Q: What made you interested in starting Juke Box International Film Festival?
A: It all started when I discovered the 48 Hour Film Project. I wanted to do one myself so I started a free group to help find filmmakers willing to compete. I called the monthly meeting “Wired Wednesday”. We taught each other, crewed for each other and even participated in The No Film Film Fest.
It became evident that we were not going to do a 48 Hour film, as they were all too far for us to journey, so instead I suggested we start a competition called “City Wide Short Film Competition”.
This competition was modeled on the 48 hour except it was a one week time frame, from Wednesday to Wednesday to get the film written, cast, shot, edited and back to us. All teams were to use the same three prompts, a specific sound effect, a specific line of dialog and a specific prop. They had their choice of 6 genres to chose from. It was a blast! And the films were remarkable!
City Wide is now in it’s 6th year and has a spin off called “Carson Creepy Horror Film Competition”. This one came about because I had refused to let horror be a genre in City Wide, trying to keep it more family oriented. Well, a few filmmakers convinced me and we have had some truly awesome films come out of that competition as well.
Ok…rolling right along, we’ve done the competition thing. Wired Wednesday knows how to do this now, so why not a festival?
Q: What makes your film festival unique?
A: We like the basis of our festival because it is all about music. We accept music videos, documentaries and feature films. An added bonus is our screening dates are during an established music festival, Jazz and Beyond.
Being a musician and a filmmaker myself, I enjoy seeing documentaries about musicians or styles.
Q: What can your film festival offer that others cannot?
A: The fact this festival is smack dab in the middle of a live music festival. With musicians all over town in multiple venues. Free concerts mostly.
Q: How did you obtain funding for the festival?
A: Past competitions have brought in money from advertisers. That’s pretty much it.
Q: Who will judge the contest?
A: We have industry professionals, writers, directors, musicians. Some not yet confirmed, but, Joseph Bly, Celtic musician, director Brian Nunes, Rita Geil, Lacy J Dalton.
Q: What advice would you give to a potential entrant?
A: Please be sure your film is music themed, we expect more than just music in the background. The film should play on specific stories about musicians, venues, styles. Singer songwriter moves up in the world, that sort of thing. Music videos of course can tell the story of the songs lyrics, those will be more interesting than just watching a band play their song, although we are not opposed to that either. Music, music, music.
Q: What kind of day job do you have and how does it affect your ability to organize a film festival?

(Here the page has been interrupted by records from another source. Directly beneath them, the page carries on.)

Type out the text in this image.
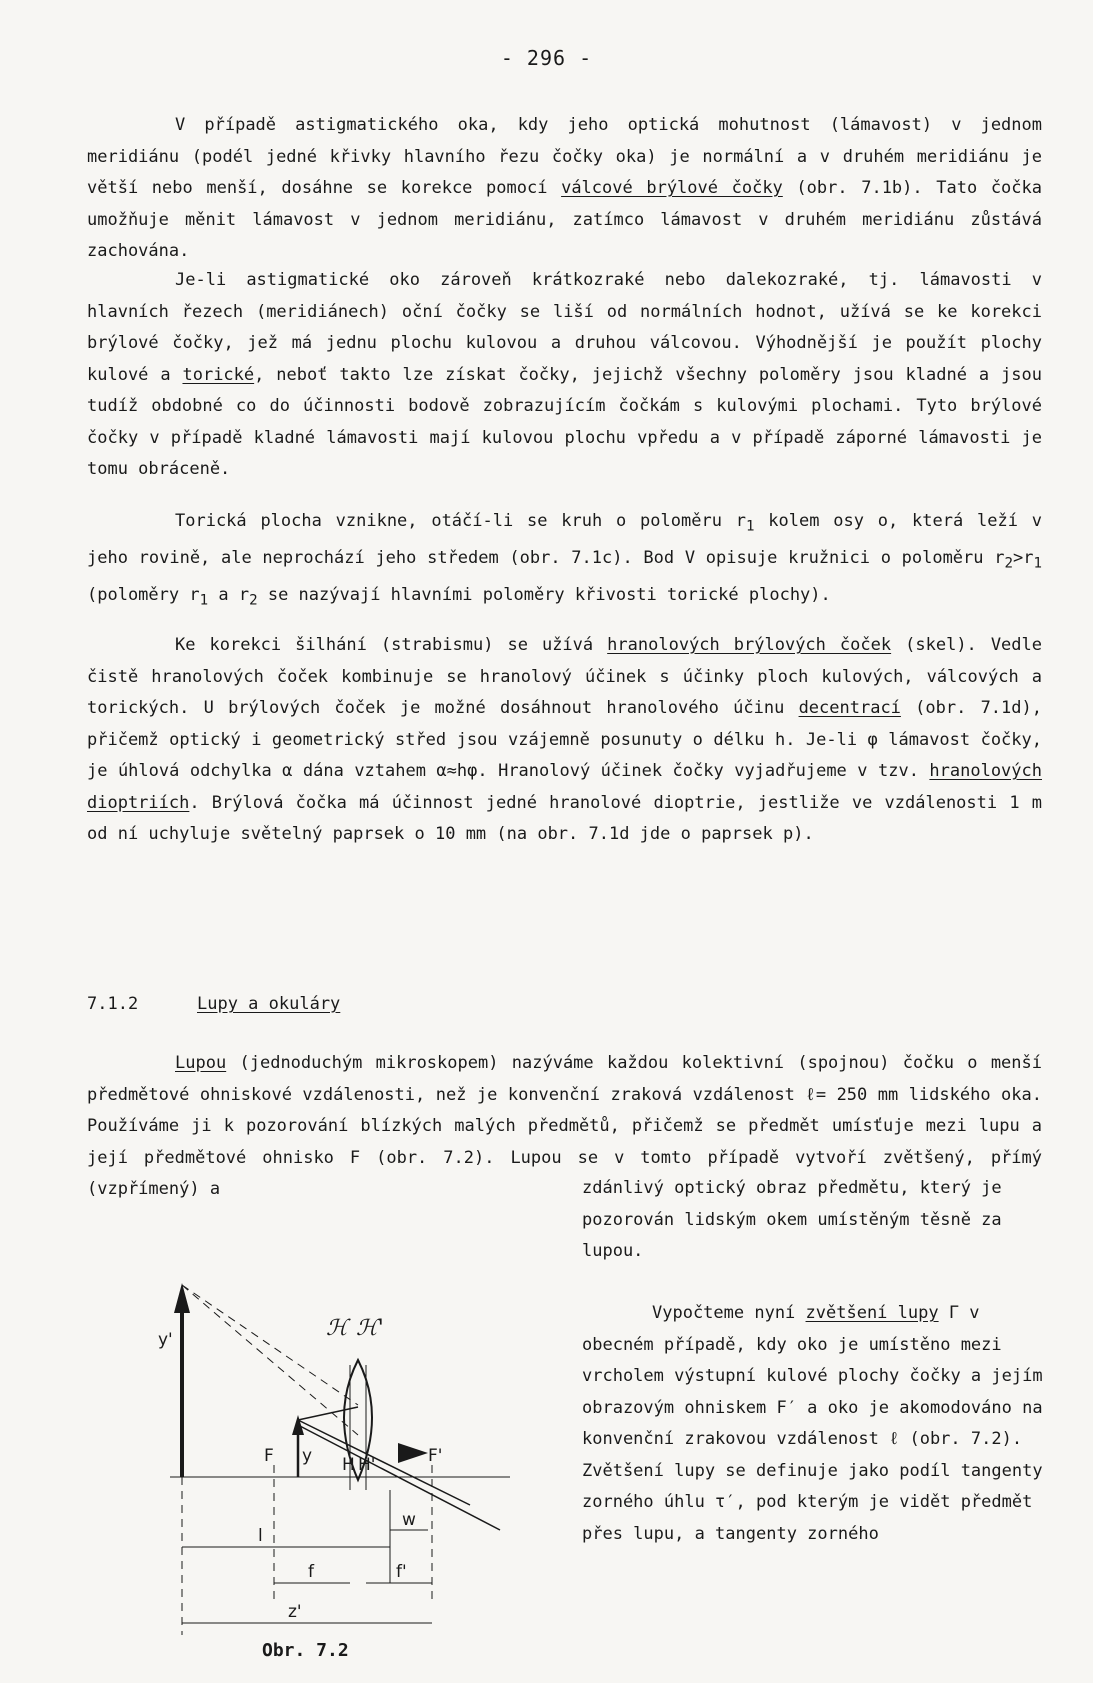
- 296 -

V případě astigmatického oka, kdy jeho optická mohutnost (lámavost) v jednom meridiánu (podél jedné křivky hlavního řezu čočky oka) je normální a v druhém meridiánu je větší nebo menší, dosáhne se korekce pomocí válcové brýlové čočky (obr. 7.1b). Tato čočka umožňuje měnit lámavost v jednom meridiánu, zatímco lámavost v druhém meridiánu zůstává zachována.

Je-li astigmatické oko zároveň krátkozraké nebo dalekozraké, tj. lámavosti v hlavních řezech (meridiánech) oční čočky se liší od normálních hodnot, užívá se ke korekci brýlové čočky, jež má jednu plochu kulovou a druhou válcovou. Výhodnější je použít plochy kulové a torické, neboť takto lze získat čočky, jejichž všechny poloměry jsou kladné a jsou tudíž obdobné co do účinnosti bodově zobrazujícím čočkám s kulovými plochami. Tyto brýlové čočky v případě kladné lámavosti mají kulovou plochu vpředu a v případě záporné lámavosti je tomu obráceně.

Torická plocha vznikne, otáčí-li se kruh o poloměru $r_1$ kolem osy o, která leží v jeho rovině, ale neprochází jeho středem (obr. 7.1c). Bod V opisuje kružnici o poloměru $r_2>r_1$ (poloměry $r_1$ a $r_2$ se nazývají hlavními poloměry křivosti torické plochy).

Ke korekci šilhání (strabismu) se užívá hranolových brýlových čoček (skel). Vedle čistě hranolových čoček kombinuje se hranolový účinek s účinky ploch kulových, válcových a torických. U brýlových čoček je možné dosáhnout hranolového účinu decentrací (obr. 7.1d), přičemž optický i geometrický střed jsou vzájemně posunuty o délku h. Je-li φ lámavost čočky, je úhlová odchylka α dána vztahem α≈hφ. Hranolový účinek čočky vyjadřujeme v tzv. hranolových dioptriích. Brýlová čočka má účinnost jedné hranolové dioptrie, jestliže ve vzdálenosti 1 m od ní uchyluje světelný paprsek o 10 mm (na obr. 7.1d jde o paprsek p).

7.1.2	Lupy a okuláry

Lupou (jednoduchým mikroskopem) nazýváme každou kolektivní (spojnou) čočku o menší předmětové ohniskové vzdálenosti, než je konvenční zraková vzdálenost ℓ= 250 mm lidského oka. Používáme ji k pozorování blízkých malých předmětů, přičemž se předmět umísťuje mezi lupu a její předmětové ohnisko F (obr. 7.2). Lupou se v tomto případě vytvoří zvětšený, přímý (vzpřímený) a	zdánlivý optický obraz předmětu, který je pozorován lidským okem umístěným těsně za lupou.

Vypočteme nyní zvětšení lupy Γ v obecném případě, kdy oko je umístěno mezi vrcholem výstupní kulové plochy čočky a jejím obrazovým ohniskem F′ a oko je akomodováno na konvenční zrakovou vzdálenost ℓ (obr. 7.2). Zvětšení lupy se definuje jako podíl tangenty zorného úhlu τ′, pod kterým je vidět předmět přes lupu, a tangenty zorného

y'
y
F	F'
H H'
ℋ ℋ'
w
l
f	f'
z'
Obr. 7.2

A: I am a freelance costumer and do video production (camera to edits). My last job however was running a public access tv station. We had a studio where people could check out cameras and learn all needed to create film and tv.
Q: What is the best musical film you have ever seen?
A: A few years ago a friend of my daughters had a film he had just completed called “Find Your Way”. A documentary about buskers. We screened the film thru our Wired Wednesday group, open to the public followed by a skype with the director. That film, not only for the technical aspects which were very good, touched me on a level that made me very happy. To see musicians out there doing their thing and being appreciated. Another film that I love is Oingo Boingo‘s “Hot Tomorrows”, obscure, yes, but truly memorable film noir in black and white. I’d be willing to say that film was what made me want to make films myself
Q: What is the worst musical film you have ever seen?
A: I don’t really have a worst, I’ve liked nearly all I have seen. I enjoy musical theatre as well and enjoy seeing the filmed productions. Some of my best memories are from my high school years when Mrs. Morrow, our drama teacher, introduced us to shows like Studs Terkel’s “Working” and “Jacques Brel is Alive and Well and Living in Paris”. Those films were inspirational to my entire life.
Q: What living musician’s life do you think has been over documented?
A: I don’t feel there is an over documented issue. The more out there the more we have an effect on people. So if there’s a film about, say, Paul McCartney, and yet there’s been others, those who want to see them all can. But someone who knows nothing about him, only one of the films might look interesting enough for them to view. It’s not a competition between films. They play on each other, build and grow interest.